The role of evolutionary modes for trait-based cascades in mutualistic networks

The erosion of functional diversity may foster the collapse of ecological systems. Functional diversity is ultimately determined by the distribution of species traits. As species traits are a legacy of species evolutionary history, one might expect that the mode of trait evolution influences community resistance under the loss of functional diversity. In this paper, we investigate the role of trait evolutionary dynamics on the robustness of mutualistic networks undergoing the following scenarios of species loss: (i) random extinctions, (ii) loss of functional distinctiveness and (iii) extinctions biased towards larger sizes. We simulated networks defined by models of single trait complementary and evolutionary modes where traits can arise in recent diversification events with weak phylogenetic signal, in early diversification events with strong phylogenetic signal, or as a random walk through evolutionary time.
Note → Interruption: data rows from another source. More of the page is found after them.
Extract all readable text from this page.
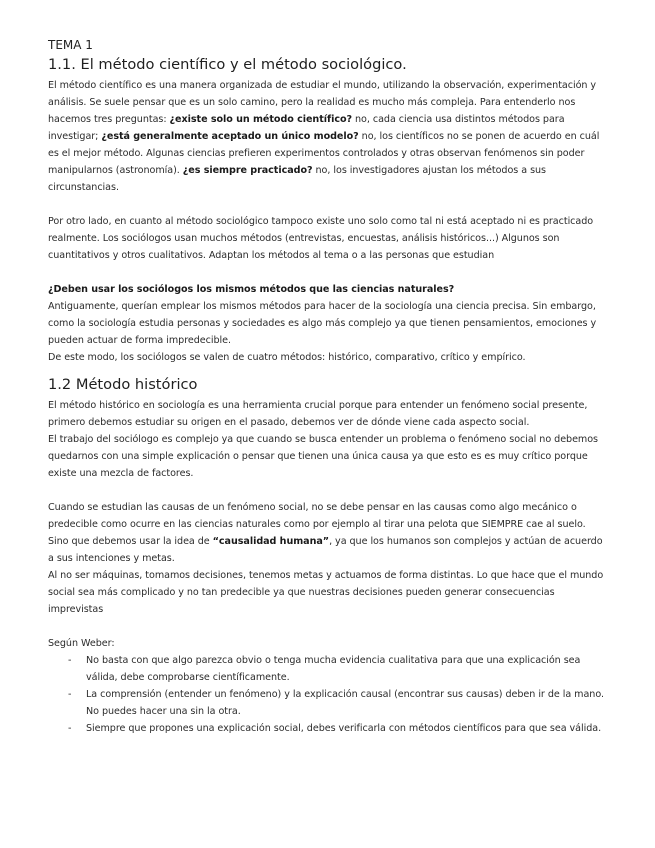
TEMA 1
1.1. El método científico y el método sociológico.

El método científico es una manera organizada de estudiar el mundo, utilizando la observación, experimentación y análisis. Se suele pensar que es un solo camino, pero la realidad es mucho más compleja. Para entenderlo nos hacemos tres preguntas: ¿existe solo un método científico? no, cada ciencia usa distintos métodos para investigar; ¿está generalmente aceptado un único modelo? no, los científicos no se ponen de acuerdo en cuál es el mejor método. Algunas ciencias prefieren experimentos controlados y otras observan fenómenos sin poder manipularnos (astronomía). ¿es siempre practicado? no, los investigadores ajustan los métodos a sus circunstancias.

Por otro lado, en cuanto al método sociológico tampoco existe uno solo como tal ni está aceptado ni es practicado realmente. Los sociólogos usan muchos métodos (entrevistas, encuestas, análisis históricos...) Algunos son cuantitativos y otros cualitativos. Adaptan los métodos al tema o a las personas que estudian

¿Deben usar los sociólogos los mismos métodos que las ciencias naturales?

Antiguamente, querían emplear los mismos métodos para hacer de la sociología una ciencia precisa. Sin embargo, como la sociología estudia personas y sociedades es algo más complejo ya que tienen pensamientos, emociones y pueden actuar de forma impredecible.

De este modo, los sociólogos se valen de cuatro métodos: histórico, comparativo, crítico y empírico.

1.2 Método histórico

El método histórico en sociología es una herramienta crucial porque para entender un fenómeno social presente, primero debemos estudiar su origen en el pasado, debemos ver de dónde viene cada aspecto social.

El trabajo del sociólogo es complejo ya que cuando se busca entender un problema o fenómeno social no debemos quedarnos con una simple explicación o pensar que tienen una única causa ya que esto es es muy crítico porque existe una mezcla de factores.

Cuando se estudian las causas de un fenómeno social, no se debe pensar en las causas como algo mecánico o predecible como ocurre en las ciencias naturales como por ejemplo al tirar una pelota que SIEMPRE cae al suelo. Sino que debemos usar la idea de “causalidad humana”, ya que los humanos son complejos y actúan de acuerdo a sus intenciones y metas.

Al no ser máquinas, tomamos decisiones, tenemos metas y actuamos de forma distintas. Lo que hace que el mundo social sea más complicado y no tan predecible ya que nuestras decisiones pueden generar consecuencias imprevistas

Según Weber:

- No basta con que algo parezca obvio o tenga mucha evidencia cualitativa para que una explicación sea válida, debe comprobarse científicamente.
- La comprensión (entender un fenómeno) y la explicación causal (encontrar sus causas) deben ir de la mano. No puedes hacer una sin la otra.
- Siempre que propones una explicación social, debes verificarla con métodos científicos para que sea válida.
Our simulations show that mutualistic networks are especially vulnerable to extinctions based on trait distinctiveness and more robust to random extinction dynamics. The networks show an intermediate level of robustness against size-based extinctions. Despite the small range of variation in network robustness, our results show that the mode of trait evolution matters for network robustness in all three scenarios. Networks with low phylogenetic signal are more robust than networks with high phylogenetic signal across all scenarios. As a consequence, our results predict that mutualistic networks based upon current adaptations are more likely to cope with extinction dynamics than those networks that are based upon conserved traits.